The joint effort is an encouraging step in the right direction, but new malware families are likely to take its place.
We have all heard of Emotet malware and banking trojan—often called one of the most significant botnets in the past 10 years. Last week, Europol and Eurojust announced that they have busted the whole infrastructure behind the emotet malware from the inside—after gaining control of its servers!
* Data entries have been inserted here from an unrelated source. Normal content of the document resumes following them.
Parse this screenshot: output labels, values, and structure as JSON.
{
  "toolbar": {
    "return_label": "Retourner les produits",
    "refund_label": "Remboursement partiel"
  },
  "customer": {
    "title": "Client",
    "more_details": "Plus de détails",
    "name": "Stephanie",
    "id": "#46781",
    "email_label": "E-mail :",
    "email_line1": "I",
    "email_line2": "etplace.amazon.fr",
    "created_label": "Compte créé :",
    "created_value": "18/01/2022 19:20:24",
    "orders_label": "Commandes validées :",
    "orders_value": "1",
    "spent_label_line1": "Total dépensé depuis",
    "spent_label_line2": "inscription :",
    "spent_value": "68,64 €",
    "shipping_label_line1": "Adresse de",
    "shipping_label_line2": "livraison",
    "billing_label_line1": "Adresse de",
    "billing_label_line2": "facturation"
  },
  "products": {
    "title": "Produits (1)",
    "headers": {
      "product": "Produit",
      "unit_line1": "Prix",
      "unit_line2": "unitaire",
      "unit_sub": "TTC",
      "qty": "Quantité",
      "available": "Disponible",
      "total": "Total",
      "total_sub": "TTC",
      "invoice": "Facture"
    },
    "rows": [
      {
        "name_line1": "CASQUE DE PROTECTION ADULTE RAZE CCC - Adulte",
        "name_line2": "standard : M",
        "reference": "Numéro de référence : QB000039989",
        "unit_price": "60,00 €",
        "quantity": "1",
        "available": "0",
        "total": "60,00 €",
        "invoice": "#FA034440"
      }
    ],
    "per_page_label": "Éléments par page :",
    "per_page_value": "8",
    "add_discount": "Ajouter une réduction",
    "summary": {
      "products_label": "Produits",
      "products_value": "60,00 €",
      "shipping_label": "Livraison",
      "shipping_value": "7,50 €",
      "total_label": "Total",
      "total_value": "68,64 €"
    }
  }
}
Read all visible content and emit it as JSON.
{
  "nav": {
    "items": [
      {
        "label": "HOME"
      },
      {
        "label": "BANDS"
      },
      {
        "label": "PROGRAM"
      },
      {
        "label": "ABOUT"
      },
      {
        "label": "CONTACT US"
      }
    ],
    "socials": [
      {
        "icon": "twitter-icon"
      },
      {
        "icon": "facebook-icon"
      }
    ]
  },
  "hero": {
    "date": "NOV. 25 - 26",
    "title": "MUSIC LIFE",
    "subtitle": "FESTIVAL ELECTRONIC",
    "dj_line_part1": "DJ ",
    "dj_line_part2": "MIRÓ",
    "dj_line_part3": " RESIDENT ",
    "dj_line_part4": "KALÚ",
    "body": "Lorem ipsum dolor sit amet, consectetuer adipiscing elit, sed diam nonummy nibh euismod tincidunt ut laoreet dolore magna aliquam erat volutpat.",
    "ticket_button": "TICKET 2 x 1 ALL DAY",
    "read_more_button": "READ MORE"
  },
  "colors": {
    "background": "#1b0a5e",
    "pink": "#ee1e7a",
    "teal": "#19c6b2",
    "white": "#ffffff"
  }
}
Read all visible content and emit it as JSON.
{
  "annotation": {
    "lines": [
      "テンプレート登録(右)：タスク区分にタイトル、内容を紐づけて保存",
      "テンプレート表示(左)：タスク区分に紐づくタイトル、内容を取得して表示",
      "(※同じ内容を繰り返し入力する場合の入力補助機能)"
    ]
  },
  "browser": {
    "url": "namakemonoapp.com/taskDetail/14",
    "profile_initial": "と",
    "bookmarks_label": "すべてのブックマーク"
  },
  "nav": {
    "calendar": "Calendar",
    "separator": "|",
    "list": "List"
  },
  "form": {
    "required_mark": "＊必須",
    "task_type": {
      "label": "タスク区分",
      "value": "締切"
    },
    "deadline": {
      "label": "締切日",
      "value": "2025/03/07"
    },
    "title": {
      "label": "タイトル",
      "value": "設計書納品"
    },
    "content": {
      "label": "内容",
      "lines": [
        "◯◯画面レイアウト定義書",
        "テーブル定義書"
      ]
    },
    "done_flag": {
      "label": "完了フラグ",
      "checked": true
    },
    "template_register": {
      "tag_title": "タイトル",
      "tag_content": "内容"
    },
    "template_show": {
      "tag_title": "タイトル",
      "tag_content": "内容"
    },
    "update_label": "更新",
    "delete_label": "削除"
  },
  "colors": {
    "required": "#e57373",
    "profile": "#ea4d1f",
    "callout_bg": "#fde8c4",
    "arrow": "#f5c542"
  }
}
Europol had explained that the infrastructure involved several hundreds of servers located globally, all having different functionalities in order to manage the computers of the infected victims, to spread to new ones, to serve other criminal groups, and to ultimately make the network more resilient against takedown attempts.
Two individuals have also been arrested by Ukrainian police for suspicion of maintaining Emotet’s back end. Other members behind the malware are being hunted down at the moment.
Could this spell the Emotet to be busted? According to Constin Raiu, Director, Global Research and Analysis Team, Kaspersky: “This is possibly one of the most important recent botnet takedowns, mostly because of the physical action against the cybercriminals running Emotet. In my opinion, the coordinated move from multiple Law enforcement agencies against their network infrastructure will have a significant impact on Emotet’s ability to operate during the next months. With Emotet out of the cybercriminal ecosystem, it remains to be seen if their place will be taken by another group, or if they will be able to orchestrate a comeback, be it either as Emotet or perhaps as a merger with another group and continue from there.”
Last but not least, Raiu said, since Emotet were renting their infrastructure to other cybercriminal groups, pushing malware such as Trickbot, this should also impact even other cybercriminal groups’ ability to maintain and grow their botnets. “The Emotet takedown will probably affect multiple cybercriminal groups and their operations beyond Emotet themselves.”